Cyber Monday. The term was debuted in 2005 to boost online shopping in the U.S. on the Monday following Thanksgiving weekend. The argument for Cyber Monday was that deal-hounds would have an easier time shopping at work thanks to the super-fast broadband internet available in their office cubicles and kids not being around to get a sneak peek at their gifts. That was just 16 years ago, but an eternity in modern retailing terms.
In this time, retailers and their technology partners have fielded e-commerce systems for desktops, mobile devices and social networks. They’ve developed custom applications that linked store, warehouse and supply chain to offer better customization, engagement and service.
Yet, retailers will never really keep pace. Architecting a new system in response to customer behavior is almost always a losing proposition. By the time retailers get a real sense of what shoppers want, and build systems that respond, consumers have moved on to the next new thing. A recent example is the rapid pace at which consumer behavior morphed and adapted to the pandemic. E-commerce predictably grew more than three times as rapidly from 2019 to 2020. Now, as we look at recovery from the disruption, shoppers continue to purchase online much more than they did before the pandemic. But retailers know that e-commerce is often less profitable than in-store shopping. The need of the hour now is to develop entirely new capabilities that straddle the spectrum of data-driven marketing, flex-distribution, and greater sustainability, to uncover value. The challenge is to also do it all with agility and at scale. One way to ease this challenge is to focus efforts in engaging with consumers in the digital context where they already spend their time.
Retailers and their technology partners must develop systems and business practices that meet customers where they are. To do so, these new systems must allow for quick changes and put that power in the hands of retailers as they learn from fickle, ever-changing customers. Consider young people in China, Indonesia and the Philippines – the so-called digital natives. This next generation of consumers broke online spending records in 2020 by spending $74 billion on Alibaba during its Singles’ Day promotions – almost twice of the previous highest GMV. They certainly didn’t wait for Monday cubicle time to make their purchase decisions. Another notable example is of a leading teen/tween fashion retailer in the U.S. They implemented a modular e-commerce system that puts mobile engagement first and allows for engagement across any variety of platforms. To do so, this retailer had to replace a single monolithic system, with a microservice based system that is highly adjustable and enables shopping from a range of platforms. With support for mobile-first e-commerce, they now can leverage channels like TikTok and SnapChat to reach customers, without the system itself being purpose-built for any of those popular apps specifically. This system allows it to launch new campaigns, flash sales and products rapidly, as well as shift quickly into new commerce channels. Their system also enables shoppers to benefit from ship-from-store and take advantage of buy-online-pick-up-in-store options.

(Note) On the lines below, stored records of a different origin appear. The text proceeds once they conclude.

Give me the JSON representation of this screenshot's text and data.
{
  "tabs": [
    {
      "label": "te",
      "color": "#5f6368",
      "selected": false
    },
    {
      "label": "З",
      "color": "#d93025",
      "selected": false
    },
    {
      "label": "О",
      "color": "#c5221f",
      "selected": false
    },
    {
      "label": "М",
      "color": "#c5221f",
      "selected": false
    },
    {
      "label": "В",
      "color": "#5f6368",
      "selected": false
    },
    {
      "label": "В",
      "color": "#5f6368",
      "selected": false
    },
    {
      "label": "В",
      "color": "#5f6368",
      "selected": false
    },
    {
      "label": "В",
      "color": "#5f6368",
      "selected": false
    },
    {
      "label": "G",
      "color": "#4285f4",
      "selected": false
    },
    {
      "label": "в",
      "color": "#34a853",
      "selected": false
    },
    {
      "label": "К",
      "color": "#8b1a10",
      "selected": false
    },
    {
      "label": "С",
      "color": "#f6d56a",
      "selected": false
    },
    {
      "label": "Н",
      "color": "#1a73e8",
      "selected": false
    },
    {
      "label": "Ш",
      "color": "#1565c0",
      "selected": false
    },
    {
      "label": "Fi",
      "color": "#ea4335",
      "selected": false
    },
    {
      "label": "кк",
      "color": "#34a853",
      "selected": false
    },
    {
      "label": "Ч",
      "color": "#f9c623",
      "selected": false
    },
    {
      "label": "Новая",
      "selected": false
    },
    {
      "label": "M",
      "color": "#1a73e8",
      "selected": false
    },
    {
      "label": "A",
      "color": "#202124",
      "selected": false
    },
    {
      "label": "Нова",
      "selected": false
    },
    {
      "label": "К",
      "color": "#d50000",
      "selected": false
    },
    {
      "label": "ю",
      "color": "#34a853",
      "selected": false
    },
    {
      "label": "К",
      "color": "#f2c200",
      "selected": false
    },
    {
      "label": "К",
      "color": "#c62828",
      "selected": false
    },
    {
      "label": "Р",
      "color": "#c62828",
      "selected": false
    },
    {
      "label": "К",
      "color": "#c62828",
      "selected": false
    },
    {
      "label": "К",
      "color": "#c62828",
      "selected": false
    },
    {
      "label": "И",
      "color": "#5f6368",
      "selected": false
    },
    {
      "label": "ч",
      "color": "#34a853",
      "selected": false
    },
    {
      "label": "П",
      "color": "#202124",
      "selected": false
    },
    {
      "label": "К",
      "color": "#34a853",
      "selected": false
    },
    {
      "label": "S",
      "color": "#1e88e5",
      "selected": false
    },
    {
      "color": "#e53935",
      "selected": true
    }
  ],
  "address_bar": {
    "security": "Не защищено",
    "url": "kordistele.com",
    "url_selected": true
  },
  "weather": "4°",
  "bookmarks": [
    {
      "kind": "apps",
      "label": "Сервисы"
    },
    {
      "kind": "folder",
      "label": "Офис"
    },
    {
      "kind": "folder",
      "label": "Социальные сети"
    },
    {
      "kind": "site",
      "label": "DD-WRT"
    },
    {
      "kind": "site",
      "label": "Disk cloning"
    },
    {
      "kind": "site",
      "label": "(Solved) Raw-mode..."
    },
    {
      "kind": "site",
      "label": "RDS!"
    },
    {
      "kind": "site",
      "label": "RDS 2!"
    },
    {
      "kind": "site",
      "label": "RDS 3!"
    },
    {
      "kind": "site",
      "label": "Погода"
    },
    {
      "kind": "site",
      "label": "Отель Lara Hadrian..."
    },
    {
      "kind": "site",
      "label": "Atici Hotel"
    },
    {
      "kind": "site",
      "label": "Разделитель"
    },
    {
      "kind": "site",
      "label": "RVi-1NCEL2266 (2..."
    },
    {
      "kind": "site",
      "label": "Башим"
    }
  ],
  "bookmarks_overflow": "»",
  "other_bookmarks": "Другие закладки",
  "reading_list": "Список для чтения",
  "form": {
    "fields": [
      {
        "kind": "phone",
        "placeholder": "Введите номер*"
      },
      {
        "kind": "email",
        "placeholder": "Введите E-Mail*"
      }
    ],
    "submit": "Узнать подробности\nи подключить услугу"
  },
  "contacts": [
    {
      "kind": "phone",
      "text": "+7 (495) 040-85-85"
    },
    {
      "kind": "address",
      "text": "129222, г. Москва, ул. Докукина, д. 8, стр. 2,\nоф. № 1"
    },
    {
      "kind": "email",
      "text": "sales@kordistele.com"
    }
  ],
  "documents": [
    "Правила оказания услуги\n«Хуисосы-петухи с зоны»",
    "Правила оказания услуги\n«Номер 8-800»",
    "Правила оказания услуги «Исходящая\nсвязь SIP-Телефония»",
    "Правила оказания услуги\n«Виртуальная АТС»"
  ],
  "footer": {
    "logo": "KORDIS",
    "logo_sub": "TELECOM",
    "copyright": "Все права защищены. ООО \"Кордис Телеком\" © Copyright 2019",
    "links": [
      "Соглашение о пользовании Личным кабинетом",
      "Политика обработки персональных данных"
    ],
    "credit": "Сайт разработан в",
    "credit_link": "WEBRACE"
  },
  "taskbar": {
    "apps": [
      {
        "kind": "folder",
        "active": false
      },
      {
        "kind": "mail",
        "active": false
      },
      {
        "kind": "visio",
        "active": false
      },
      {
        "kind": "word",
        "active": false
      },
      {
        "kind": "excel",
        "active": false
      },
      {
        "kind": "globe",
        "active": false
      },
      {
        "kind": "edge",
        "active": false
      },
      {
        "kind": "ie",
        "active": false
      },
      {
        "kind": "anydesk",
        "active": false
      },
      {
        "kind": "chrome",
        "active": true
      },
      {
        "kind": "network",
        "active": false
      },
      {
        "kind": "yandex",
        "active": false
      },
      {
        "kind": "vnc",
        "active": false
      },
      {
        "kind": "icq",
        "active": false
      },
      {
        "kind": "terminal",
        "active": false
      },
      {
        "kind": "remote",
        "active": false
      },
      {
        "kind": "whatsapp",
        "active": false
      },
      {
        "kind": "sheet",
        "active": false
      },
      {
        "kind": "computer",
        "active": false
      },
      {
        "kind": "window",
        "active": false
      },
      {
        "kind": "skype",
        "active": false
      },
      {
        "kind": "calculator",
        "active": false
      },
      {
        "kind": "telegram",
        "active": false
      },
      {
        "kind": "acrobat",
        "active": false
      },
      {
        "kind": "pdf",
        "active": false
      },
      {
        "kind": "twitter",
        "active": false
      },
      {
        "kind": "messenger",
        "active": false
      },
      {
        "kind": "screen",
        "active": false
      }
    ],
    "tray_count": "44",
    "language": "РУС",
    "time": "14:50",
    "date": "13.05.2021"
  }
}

It takes a microservice-based retail omnichannel system. Not just to usher in flexibility and agility but to also enable deeper personalization, loyalty programs and conversational commerce. Beyond delivering the right size and fit for a shopper, retailers can reach them across a range of platforms, all the while reinforcing a consistent brand experience. This experience extends further when organizations operate loyalty programs, significantly improving satisfaction and growing customer wallet-share. Value-additions like conversational commerce can be applied over the top of such experiences as a way to give shoppers the means to stay connected with the brand seamlessly.
Truly, for retailers today, the best digital interface to consumers is no interface at all. Having a website and app remain important, but restructuring systems to meet consumers where they are, where they are going and wherever they will be, is becoming non-negotiable.